Taken from GoodReads
I've never read a review for The Hourglass Door, so I didn't know what to expect when I started this book. The story follows Abby Edmunds, a high school senior with everything in the world going for her, despite the fact that she feels stifled and trapped by the monotony of her life. Her boyfriend, Jason, is the epitome of kind and caring, but she feels her life and relationships lack spontaneity. Enter Dante Alexander, a mysterious, quiet, and brooding stranger that she feels oddly drawn to. As she grows closer to him and further from her friends and everyday life, Abby realizes Dante's secrets expand the reach of time...literally...and she has one shot to save him and maintain the balance of time forever.

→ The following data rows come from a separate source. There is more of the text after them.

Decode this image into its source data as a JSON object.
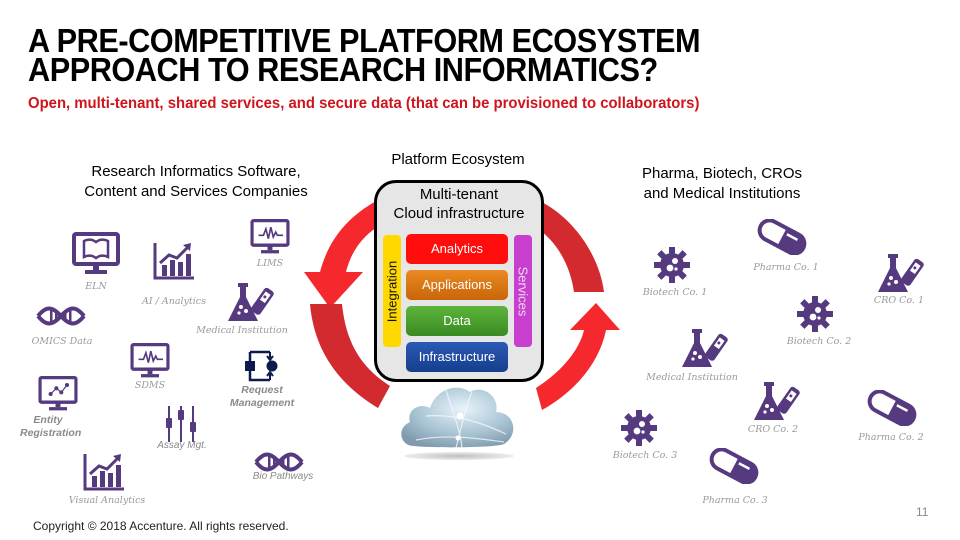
{
  "title_line1": "A PRE-COMPETITIVE PLATFORM ECOSYSTEM",
  "title_line2": "APPROACH TO RESEARCH INFORMATICS?",
  "subtitle": "Open, multi-tenant, shared services, and  secure data (that can be provisioned to collaborators)",
  "left_heading_line1": "Research Informatics Software,",
  "left_heading_line2": "Content and Services Companies",
  "center_heading": "Platform Ecosystem",
  "right_heading_line1": "Pharma, Biotech, CROs",
  "right_heading_line2": "and Medical Institutions",
  "platform": {
    "title_line1": "Multi-tenant",
    "title_line2": "Cloud infrastructure",
    "layers": [
      {
        "label": "Analytics",
        "color": "#ff0d0d"
      },
      {
        "label": "Applications",
        "color": "#e8801a"
      },
      {
        "label": "Data",
        "color": "#4aa12e"
      },
      {
        "label": "Infrastructure",
        "color": "#1f4ba5"
      }
    ],
    "integration": {
      "label": "Integration",
      "color": "#ffd800"
    },
    "services": {
      "label": "Services",
      "color": "#c83fd0"
    }
  },
  "left_items": [
    {
      "label": "ELN",
      "icon": "monitor-book-icon"
    },
    {
      "label": "AI / Analytics",
      "icon": "bar-chart-icon"
    },
    {
      "label": "LIMS",
      "icon": "monitor-pulse-icon"
    },
    {
      "label": "Medical Institution",
      "icon": "flask-icon"
    },
    {
      "label": "OMICS Data",
      "icon": "dna-icon"
    },
    {
      "label": "SDMS",
      "icon": "monitor-pulse-icon"
    },
    {
      "label": "Request",
      "label2": "Management",
      "icon": "workflow-icon"
    },
    {
      "label": "Entity",
      "label2": "Registration",
      "icon": "monitor-scatter-icon"
    },
    {
      "label": "Assay Mgt.",
      "icon": "sliders-icon"
    },
    {
      "label": "Bio Pathways",
      "icon": "dna-icon"
    },
    {
      "label": "Visual Analytics",
      "icon": "bar-chart-icon"
    }
  ],
  "right_items": [
    {
      "label": "Pharma Co. 1",
      "icon": "pill-icon"
    },
    {
      "label": "Biotech Co. 1",
      "icon": "virus-icon"
    },
    {
      "label": "CRO Co. 1",
      "icon": "flask-icon"
    },
    {
      "label": "Biotech Co. 2",
      "icon": "virus-icon"
    },
    {
      "label": "Medical Institution",
      "icon": "flask-icon"
    },
    {
      "label": "CRO Co. 2",
      "icon": "flask-icon"
    },
    {
      "label": "Pharma Co. 2",
      "icon": "pill-icon"
    },
    {
      "label": "Biotech Co. 3",
      "icon": "virus-icon"
    },
    {
      "label": "Pharma Co. 3",
      "icon": "pill-icon"
    }
  ],
  "colors": {
    "icon_purple": "#553a80",
    "arrow_light": "#f5282d",
    "arrow_dark": "#d32a30",
    "subtitle_red": "#d0141c"
  },
  "copyright": "Copyright © 2018 Accenture. All rights reserved.",
  "page_number": "11"
}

I'll admit, I was a bit wary of The Hourglass Door because it sounded almost formulaic on the back - hot bad-boy, girl-next-door, big BIG trouble. Luckily, I was pleasantly surprised by the story. I found Abby's character to be extremely accessible and relatable. What teenager (or adult, for that matter) hasn't felt stifled, or trapped, or lost before? She had everything going for her, but she needed something more. Dante was much more reserved. I felt like I didn't really get to know his character until the main action started but, in this case, I think this works. I will also say that I felt Abby and Dante's relationship seemed quite rushed and a bit hasty at points.

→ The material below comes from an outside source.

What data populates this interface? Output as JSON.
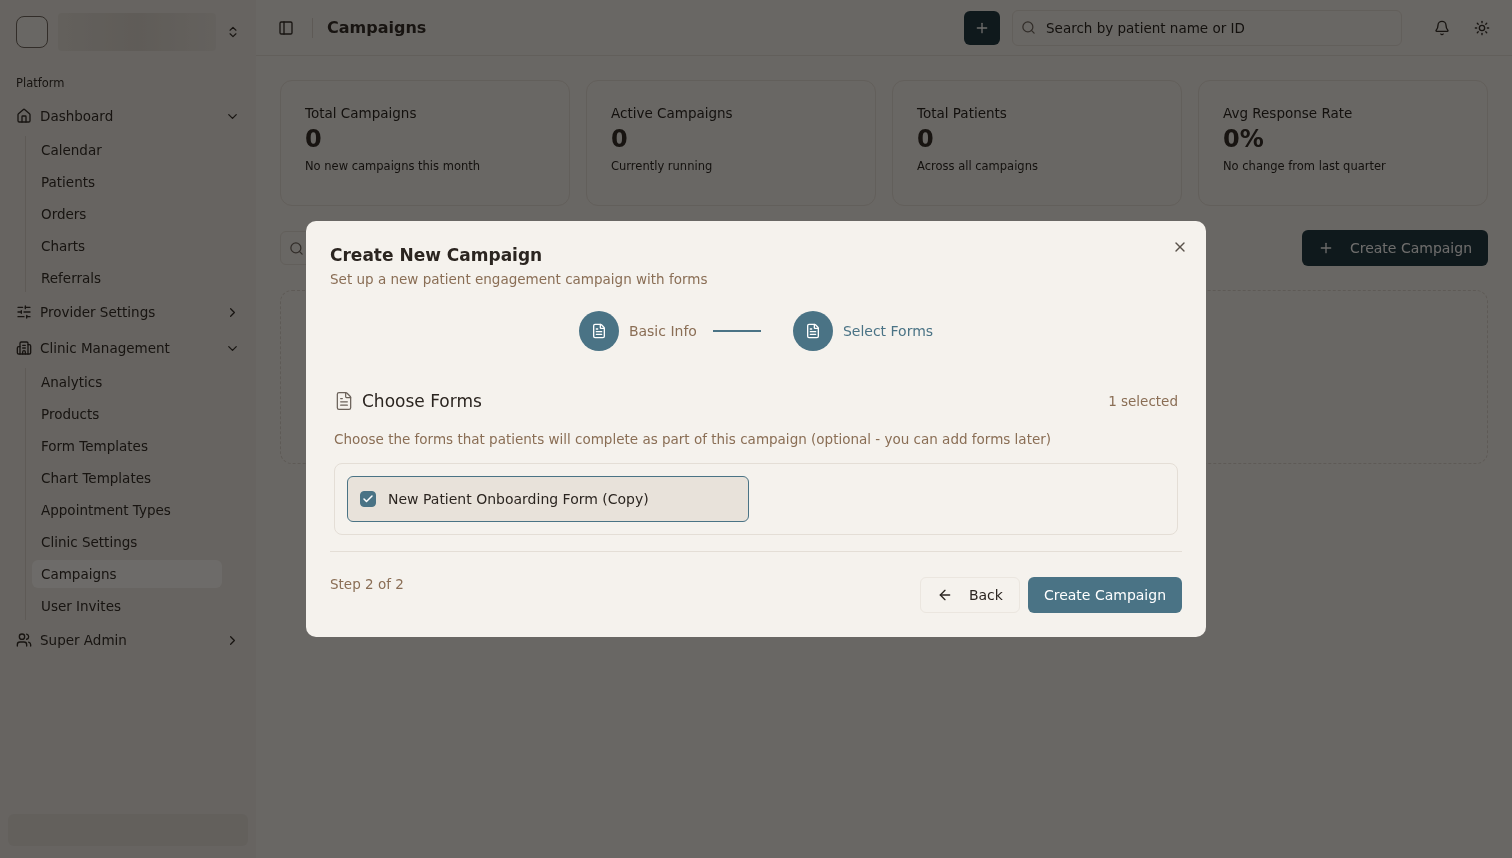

Now, I have to be nit-picky. The prologue put me off a little bit because, frankly, I hadn't read the reviews, so I had no idea it had anything to do with a time machine until it was brought into play. I assume that's my fault, but nevertheless, I was confused. The Hourglass Door presents an original idea, and I have to say that the greatest strength of this book is Lisa Mangum's amazing descriptions. The way she described time being a fluid, everlasting element was beautiful and one of the highlights of The Hourglass Door for me.
The Hourglass Door is beautifully written, and I love the style of Lisa Mangum. She offers enough twists, turns, and beautiful prose to set this book apart from otherwise similar novels. While a few parts were confusing to me (apparently I'm not that smart about the fundamentals of time travel), I enjoyed this book as a whole. I give it a 4 out of 5, and I would recommend it to all YA fans, especially those who love sci-fi and fantasy. The sequel, The Golden Spiral, is in stores now.